The ideal sleep duration for children

According to the American Academy of Sleep Medicine (AASM), the ideal sleep time recommendations for children according to their age range are:

  1. Infants aged 4 to 12 months: 12 to 16 hours (including naps)
  2. Toddlers aged 1 to 2 years: 11 to 14 hours (including naps)
  3. Toddlers aged 3 to 5 years: 10 to 13 hours (including naps)
  4. Children aged 6 to 12 years: 9 to 12 hours
  5. Adolescents ages 13 to 18: 8 to 10 hours

Based on these recommendations, from now on make sure your child gets enough sleep, huh!

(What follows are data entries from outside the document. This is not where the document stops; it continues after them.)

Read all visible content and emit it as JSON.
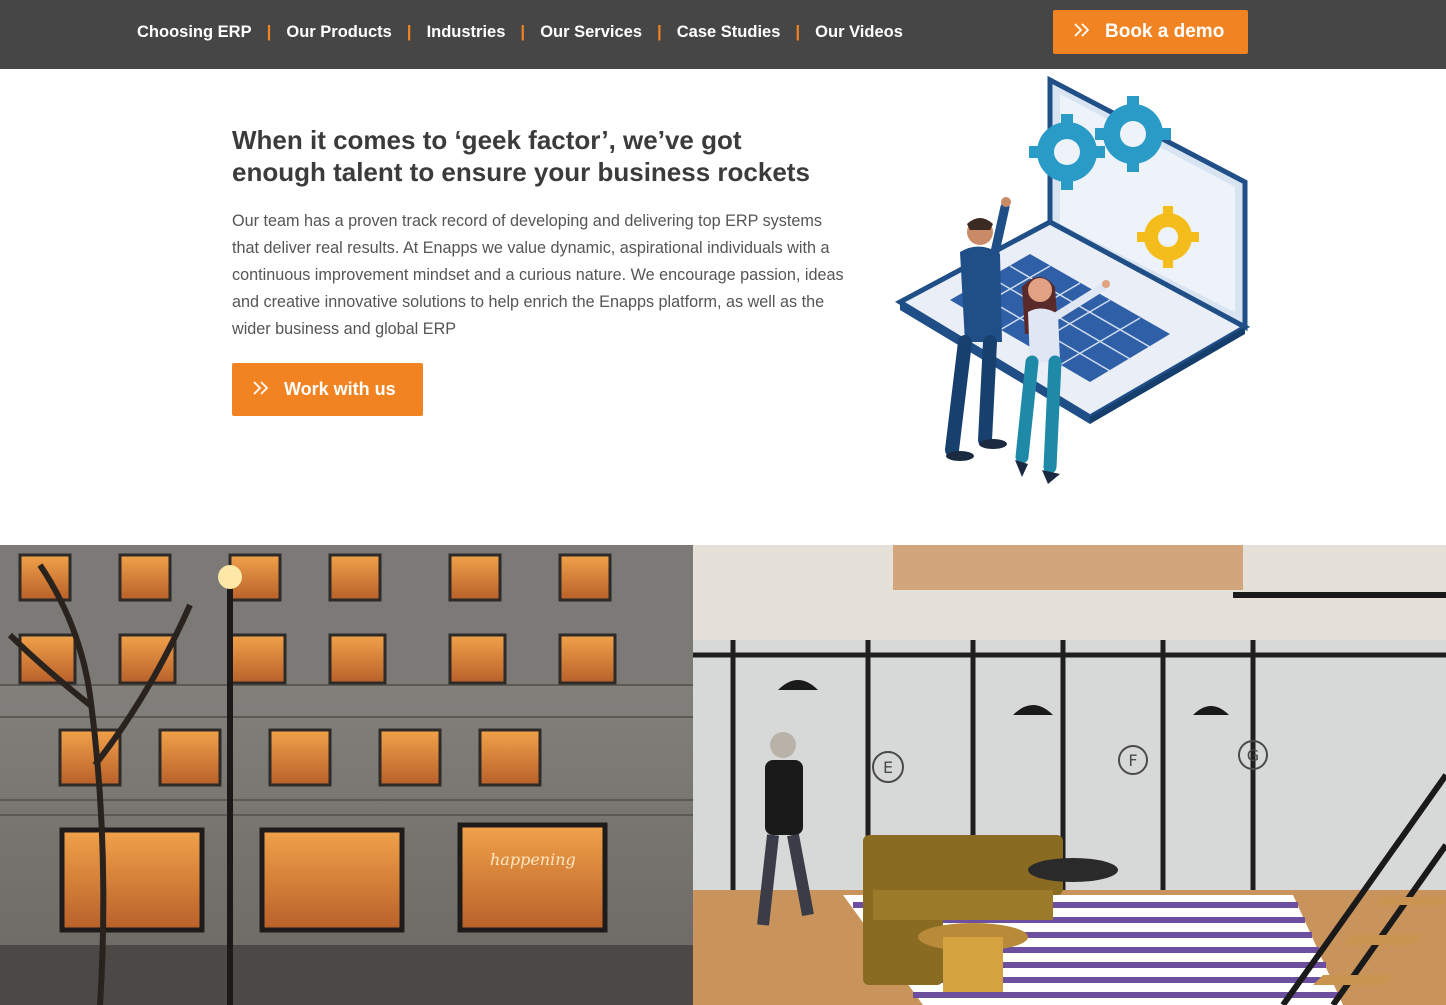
{
  "nav": {
    "items": [
      {
        "label": "Choosing ERP"
      },
      {
        "label": "Our Products"
      },
      {
        "label": "Industries"
      },
      {
        "label": "Our Services"
      },
      {
        "label": "Case Studies"
      },
      {
        "label": "Our Videos"
      }
    ],
    "separator": "|",
    "cta_label": "Book a demo"
  },
  "hero": {
    "heading_line1": "When it comes to ‘geek factor’, we’ve got",
    "heading_line2": "enough talent to ensure your business rockets",
    "body": "Our team has a proven track record of developing and delivering top ERP systems that deliver real results. At Enapps we value dynamic, aspirational individuals with a continuous improvement mindset and a curious nature. We encourage passion, ideas and creative innovative solutions to help enrich the Enapps platform, as well as the wider business and global ERP",
    "cta_label": "Work with us"
  },
  "photos": {
    "left_signs": [
      "happening"
    ],
    "right_room_letters": [
      "E",
      "F",
      "G"
    ]
  },
  "colors": {
    "nav_bg": "#464646",
    "accent": "#f28322",
    "heading": "#3b3b3b",
    "body_text": "#555555"
  },
  "icons": {
    "cta_icon": "double-chevron-right-icon"
  }
}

Tips so that children get enough sleep

  1. Set bedtime and wake up regularly every day. Make sure that the child does not pass the time. Included on weekends.
  2. Make a relaxing sleep routine, such as encouraging children to take a warm bath or read a fairy tale before going to bed.
  3. Do not give children any food or drink that contains caffeine six hours before going to bed.
  4. Make sure the temperature in the child’s room is comfortable and the bedroom is dark.
  5. Make time after dinner as a relaxing time to play, because too much activity before bedtime can actually make children awake.
  6. Make sure you don’t turn on the TV, computer, cellphone, radio or music when the child is going to sleep. TV and video games must be turned off at least one hour before the child sleeps.
  7. Babies and children must be put to sleep when they look tired, even though they are still literate.